General Fusion asked us to come up with a way to create an image of the liquid metal wall during the compression process. 

This is a two-year capstone project. Our goal for the first year of this project was to define and scope out the problem and then identify which potential design solution offers the most promise for us to advance to a prototype next year. 

General Fusion

Exploring potential design solutions 

General Fusion wants to know about any disturbances in the liquid metal wall during compression, as these disturbances lead to plasma instability and a decrease in energy output. 

Our design solution needs to work within a very constrained system to see this wall from the inside out – to look out from a central rod to image the wall and measure its depth profile. 

Any sensors and hardware need to be positioned at the central rod and be able to function within an environment of extreme heat and pressure. Imaging must happen from inside the cavity, with approximately 100 microseconds between samples. Another challenge is that the environment inside the reactor can cause oxidation of the liquid metal wall, which changes its surface properties and makes light interact differently with different parts of it. 

Because of the conditions inside the reactor, we are essentially limited to using electromagnetic waves to image the three-dimensional liquid lithium cavity. 

We looked at several different imaging options, including LiDAR, deflectometry, radio frequency and stimulated emission. 

Over the course of the year, we researched, modelled and evaluated each potential solution. We ruled out radio frequency and stimulated emission for reasons of complexity, high costs and equipment-related issues. At the end of the year, we’ve decided to continue advancing our work on the LiDAR and deflectometry solutions.

LiDAR offers high-precision depth information, has a small sensor footprint and can rapidly measure the full surface. Some of its disadvantages are that it is generally not used for specular surfaces, so there’s the potential for multiple bounces or lost bounces before return.

Deflectometry works well for specular reflection, offers high speed and accuracy and is a non-contact technique. However, it has a hard time with diffuse reflection and surface discontinuities and requires careful calibration, among other potential drawbacks.


The challenges we faced

This project requires a strong fundamental understanding of deep concepts in physics. 

One of the hardest things has been attaining the level of understanding needed to confidently apply our knowledge to this specific engineering challenge. 
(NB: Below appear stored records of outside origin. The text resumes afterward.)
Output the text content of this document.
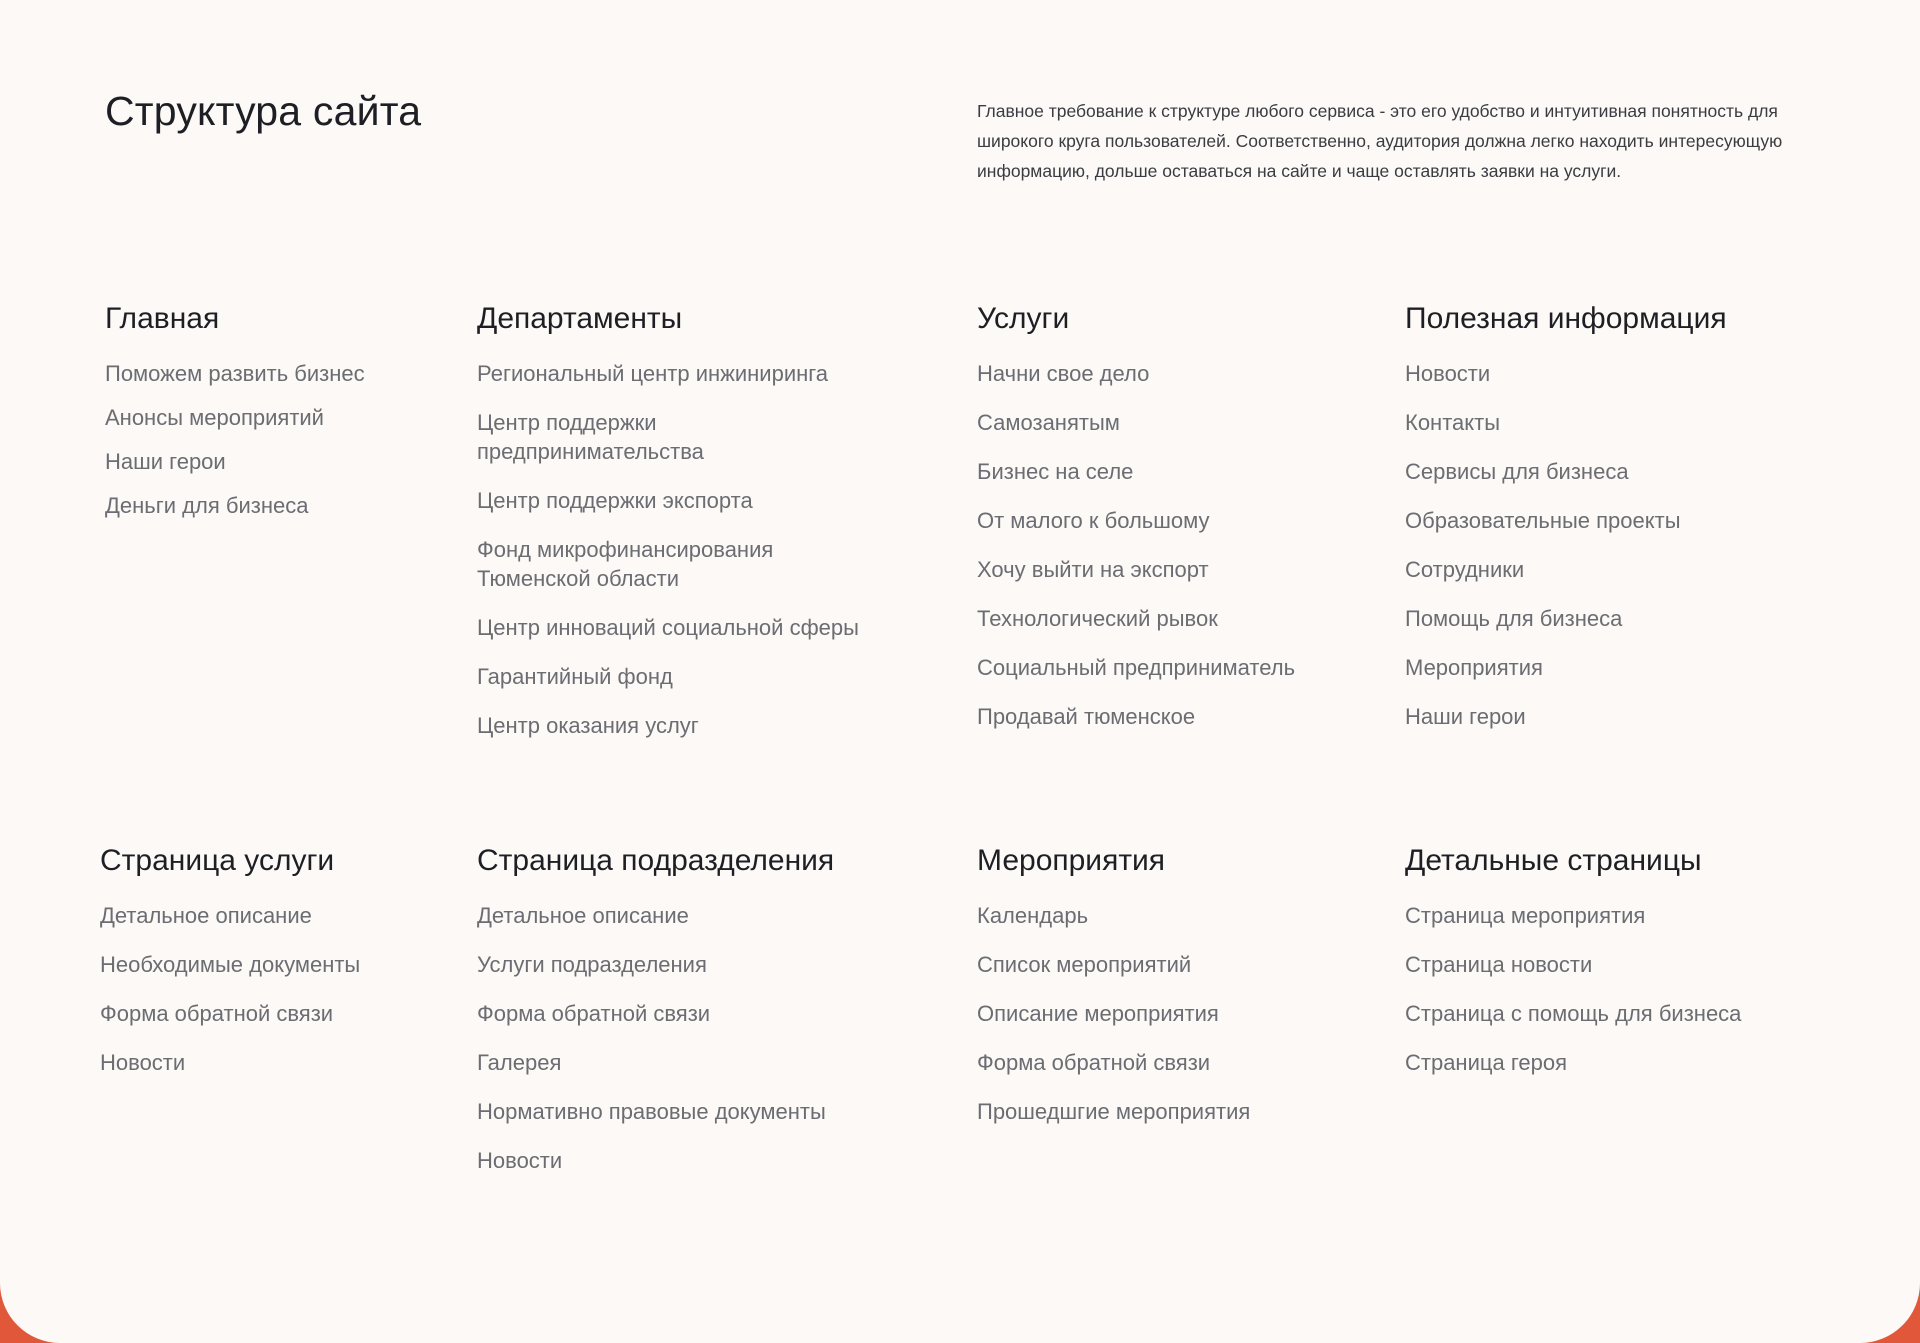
Структура сайта	Главное требование к структуре любого сервиса - это его удобство и интуитивная понятность для широкого круга пользователей. Соответственно, аудитория должна легко находить интересующую информацию, дольше оставаться на сайте и чаще оставлять заявки на услуги.

Главная
Поможем развить бизнес
Анонсы мероприятий
Наши герои
Деньги для бизнеса
Департаменты
Региональный центр инжиниринга
Центр поддержки
предпринимательства
Центр поддержки экспорта
Фонд микрофинансирования
Тюменской области
Центр инноваций социальной сферы
Гарантийный фонд
Центр оказания услуг
Услуги
Начни свое дело
Самозанятым
Бизнес на селе
От малого к большому
Хочу выйти на экспорт
Технологический рывок
Социальный предприниматель
Продавай тюменское
Полезная информация
Новости
Контакты
Сервисы для бизнеса
Образовательные проекты
Сотрудники
Помощь для бизнеса
Мероприятия
Наши герои
Страница услуги
Детальное описание
Необходимые документы
Форма обратной связи
Новости
Страница подразделения
Детальное описание
Услуги подразделения
Форма обратной связи
Галерея
Нормативно правовые документы
Новости
Мероприятия
Календарь
Список мероприятий
Описание мероприятия
Форма обратной связи
Прошедшгие мероприятия
Детальные страницы
Страница мероприятия
Страница новости
Страница с помощь для бизнеса
Страница героя
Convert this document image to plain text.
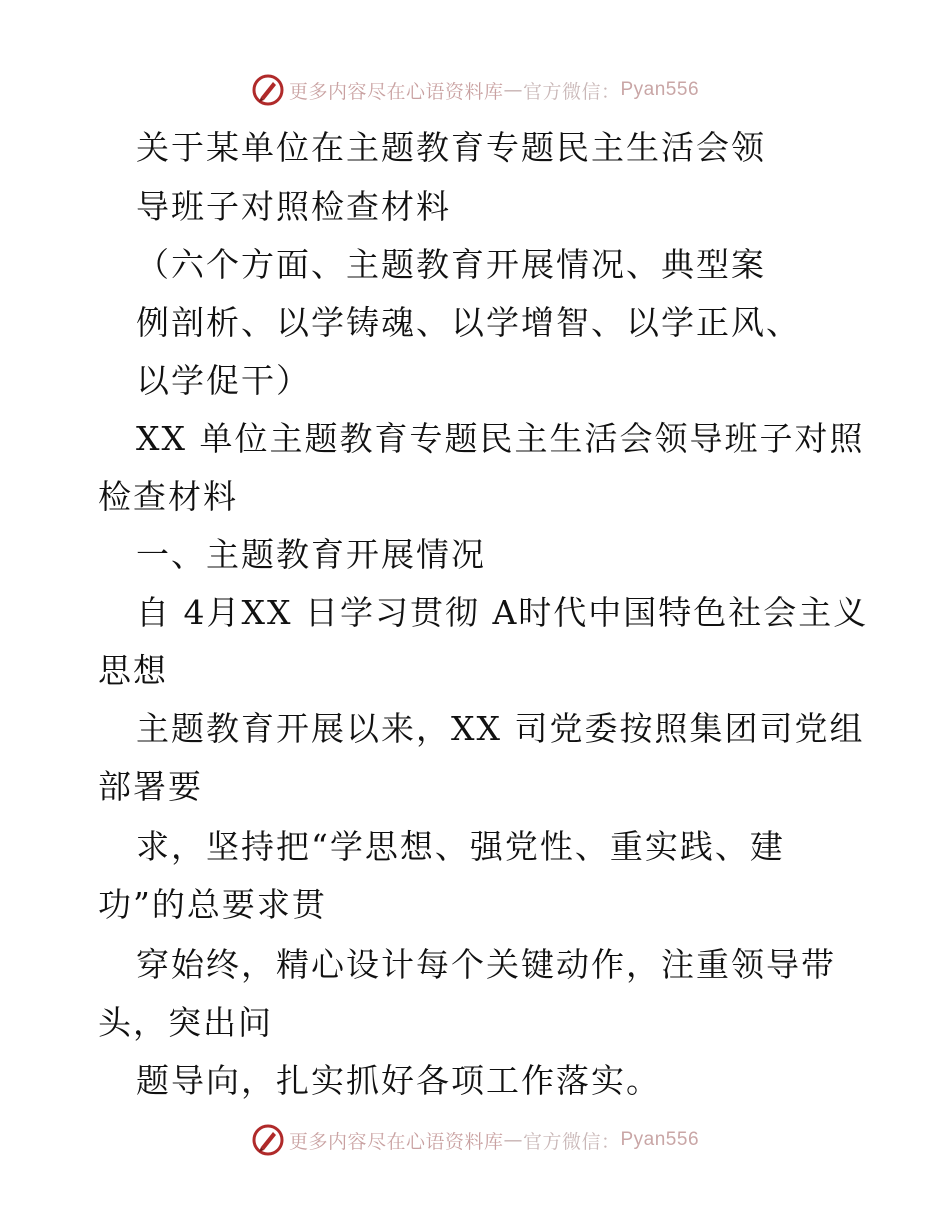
更多内容尽在心语资料库 — 官方微信： Pyan556
关于某单位在主题教育专题民主生活会领
导班子对照检查材料
（六个方面、主题教育开展情况、典型案
例剖析、以学铸魂、以学增智、以学正风、
以学促干）
XX 单位主题教育专题民主生活会领导班子对照
检查材料
一、主题教育开展情况
自 4月XX 日学习贯彻 A时代中国特色社会主义
思想
主题教育开展以来，XX 司党委按照集团司党组
部署要
求，坚持把“学思想、强党性、重实践、建
功”的总要求贯
穿始终，精心设计每个关键动作，注重领导带
头，突出问
题导向，扎实抓好各项工作落实。
更多内容尽在心语资料库 — 官方微信： Pyan556
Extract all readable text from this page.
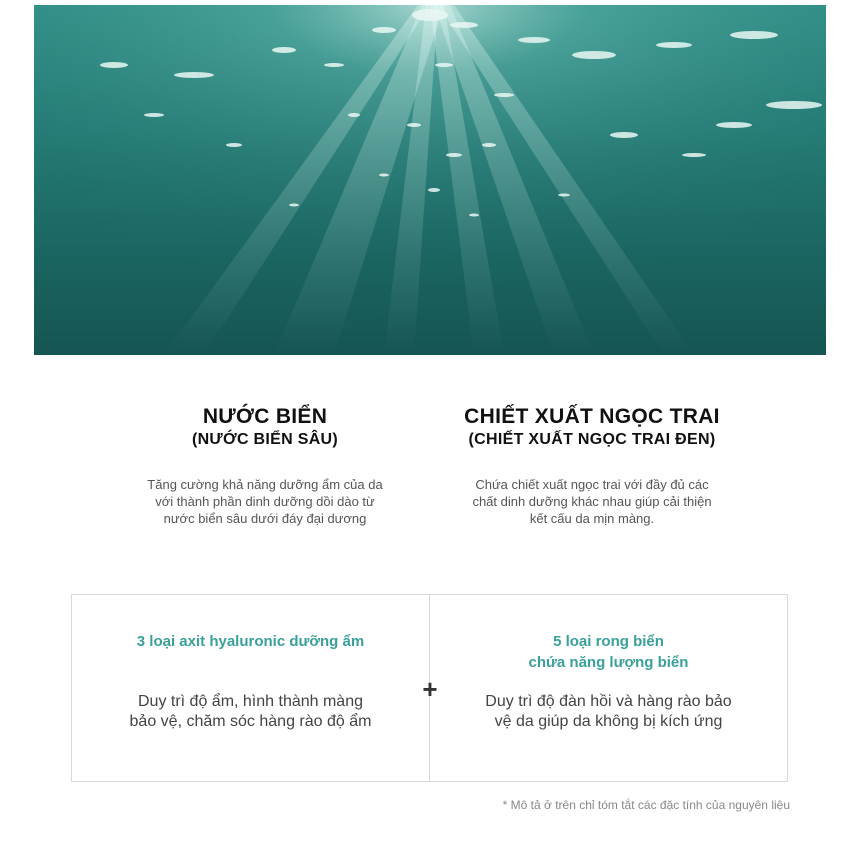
NƯỚC BIỂN
(NƯỚC BIỂN SÂU)
Tăng cường khả năng dưỡng ẩm của da
với thành phần dinh dưỡng dồi dào từ
nước biển sâu dưới đáy đại dương
CHIẾT XUẤT NGỌC TRAI
(CHIẾT XUẤT NGỌC TRAI ĐEN)
Chứa chiết xuất ngọc trai với đầy đủ các
chất dinh dưỡng khác nhau giúp cải thiện
kết cấu da mịn màng.
3 loại axit hyaluronic dưỡng ẩm
Duy trì độ ẩm, hình thành màng
bảo vệ, chăm sóc hàng rào độ ẩm
5 loại rong biển
chứa năng lượng biển
Duy trì độ đàn hồi và hàng rào bảo
vệ da giúp da không bị kích ứng
+
* Mô tả ở trên chỉ tóm tắt các đặc tính của nguyên liệu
It’s involved a lot of research time and talking with experts in the field, including regular meetings with our contact at General Fusion, the VP of Engineering. 

What we’re most proud of

Although this capstone project is very physics heavy, it is ultimately an engineering problem. The initial problem – come up with a way to image a liquid lithium wall during a fusion reaction – was both very specific and very daunting. It was up to us to figure out the scope and approach given that this has not ever been done before. 

We’re proud of our ability to scope out the problem and come up with and evaluate potential solutions. 


Our project’s future

This year we focused on scoping out the problem and identifying our most promising approach to the challenge. Our initial plan is to advance and continue to evaluate two approaches. 

For LiDAR, next year we’ll continue with our simulations, design and build a test apparatus, test our apparatus on a diffuse surface to develop algorithms and validate our design, and then test the apparatus on surfaces that are both diffuse and specular. For the deflectometry solution, we need to advance our Python simulation code, expand the simulation to determine solution breakpoint for smooth and rough surface combinations, and then potentially select, build and test a deflectometry test apparatus.

We’re very excited to be working on this project again next year!